Das, was Du im Weiteren als "ausgewürfelte Idee" bezeichnest, ist genau das nicht, sondern eine juristisch geltende Norm, die - wie ich in meiner Antwort an rw gerade gezeigt habe - in komplexen Abwägungsprozessen entstanden und die juristisch immerwährend zu beachten ist, solange sie juristisch relevant ist. Das ist das immer wiederkehrende Problem in Deiner Argumentation, dass Du das Normengefüge nicht konsequent beachtest und dann zu Ideen gelangst, die sich auch für mich nicht selten sympathisch anhören - die aber keine rechtliche Bedeutung beanspruchen können, weil ihnen keine juristische Relevanz inhärent ist.
Spid:
Man kann ja durchaus etwas "neues" machen, günstiger wird es dadurch aber insgesamt wohl nicht. Kommt man bspw. auf die Idee, Stufen der Besoldungstabelle - weil sich nach etwa einem Jahr in einer Tätigkeit erwiesenermaßen bereits die Höchstleistung einstellt - zu streichen, ist das ja auf die Jahre gerechnet eine Erhöhung, die wiederum mit den Besoldungsabständen untereinander und den Übergabepunkten in die stufenlosen Besoldungsgruppen (A15/8->B2, B3->R3) harmonisiert werden muß. Stellt man bspw. fiktiv für das Jahr 2015 eine verfassungsgemäße Mindestalimentation - für 2015 liegen ja konkrete Zahlen vor - her, indem man (am Beispiel Bund) in der A2 die Stufen 1-6 striche und verführe man in A3-A16 analog, ergäben sich Erhöhungen in den Besoldungsgruppen Erhöhungen von 11-20% in ihren jeweiligen Laufdauern.

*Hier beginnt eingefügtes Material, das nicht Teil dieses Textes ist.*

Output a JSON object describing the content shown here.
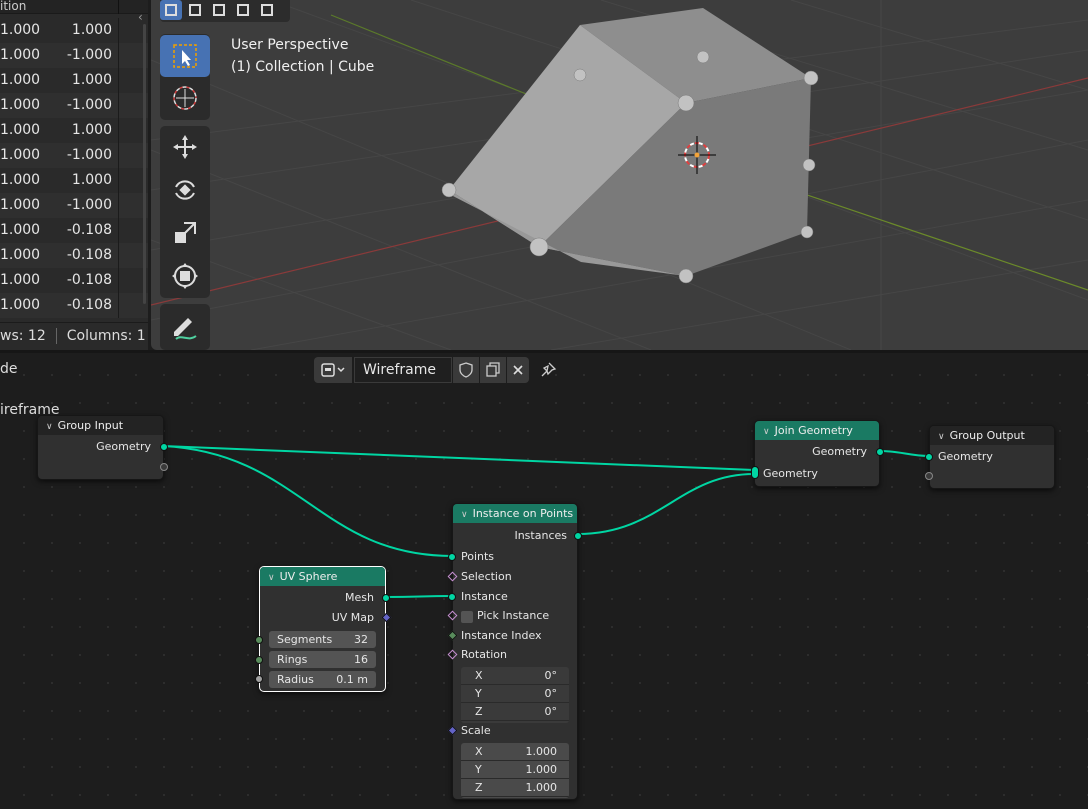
{
  "spreadsheet": {
    "header_label": "ition",
    "rows": [
      {
        "a": "1.000",
        "b": "1.000"
      },
      {
        "a": "1.000",
        "b": "-1.000"
      },
      {
        "a": "1.000",
        "b": "1.000"
      },
      {
        "a": "1.000",
        "b": "-1.000"
      },
      {
        "a": "1.000",
        "b": "1.000"
      },
      {
        "a": "1.000",
        "b": "-1.000"
      },
      {
        "a": "1.000",
        "b": "1.000"
      },
      {
        "a": "1.000",
        "b": "-1.000"
      },
      {
        "a": "1.000",
        "b": "-0.108"
      },
      {
        "a": "1.000",
        "b": "-0.108"
      },
      {
        "a": "1.000",
        "b": "-0.108"
      },
      {
        "a": "1.000",
        "b": "-0.108"
      }
    ],
    "footer_rows": "ws: 12",
    "footer_cols": "Columns: 1"
  },
  "viewport": {
    "line1": "User Perspective",
    "line2": "(1) Collection | Cube"
  },
  "node_editor": {
    "title": "de",
    "tree_label": "ireframe",
    "tree_name": "Wireframe"
  },
  "nodes": {
    "group_input": {
      "title": "Group Input",
      "out_geometry": "Geometry"
    },
    "join": {
      "title": "Join Geometry",
      "out_geometry": "Geometry",
      "in_geometry": "Geometry"
    },
    "group_output": {
      "title": "Group Output",
      "in_geometry": "Geometry"
    },
    "iop": {
      "title": "Instance on Points",
      "out_instances": "Instances",
      "points": "Points",
      "selection": "Selection",
      "instance": "Instance",
      "pick": "Pick Instance",
      "index": "Instance Index",
      "rotation": "Rotation",
      "rot": [
        {
          "k": "X",
          "v": "0°"
        },
        {
          "k": "Y",
          "v": "0°"
        },
        {
          "k": "Z",
          "v": "0°"
        }
      ],
      "scale": "Scale",
      "scl": [
        {
          "k": "X",
          "v": "1.000"
        },
        {
          "k": "Y",
          "v": "1.000"
        },
        {
          "k": "Z",
          "v": "1.000"
        }
      ]
    },
    "uv": {
      "title": "UV Sphere",
      "mesh": "Mesh",
      "uvmap": "UV Map",
      "segments_k": "Segments",
      "segments_v": "32",
      "rings_k": "Rings",
      "rings_v": "16",
      "radius_k": "Radius",
      "radius_v": "0.1 m"
    }
  },
  "colors": {
    "geometry_socket": "#00d6a3",
    "geometry_header": "#1a7a63",
    "active_blue": "#4772b3"
  }
}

Am Übergabepunkt A->B wäre die dortige Steigerung von ca. 17% dann auf B2 und korrespondierend zur Abstandswahrung auf B1 und B3-B11 zu übertragen, ebenso auf R3 und die darauf aufbauenden Besoldungsgruppen, R1 und R2 erführen durch die analoge Streichung der Stufen ihre entsprechenden Erhöhungen.
Das wäre zwar insgesamt simpel, ließe sich auch prozeduralisieren und begründen, wäre aber sicherlich keine sonderlich kostengünstige Lösung, sofern sich im Bereich der Besoldungsgruppen mit Stufen nicht ohnehin die Masse der Beamten in den Endstufen befindet.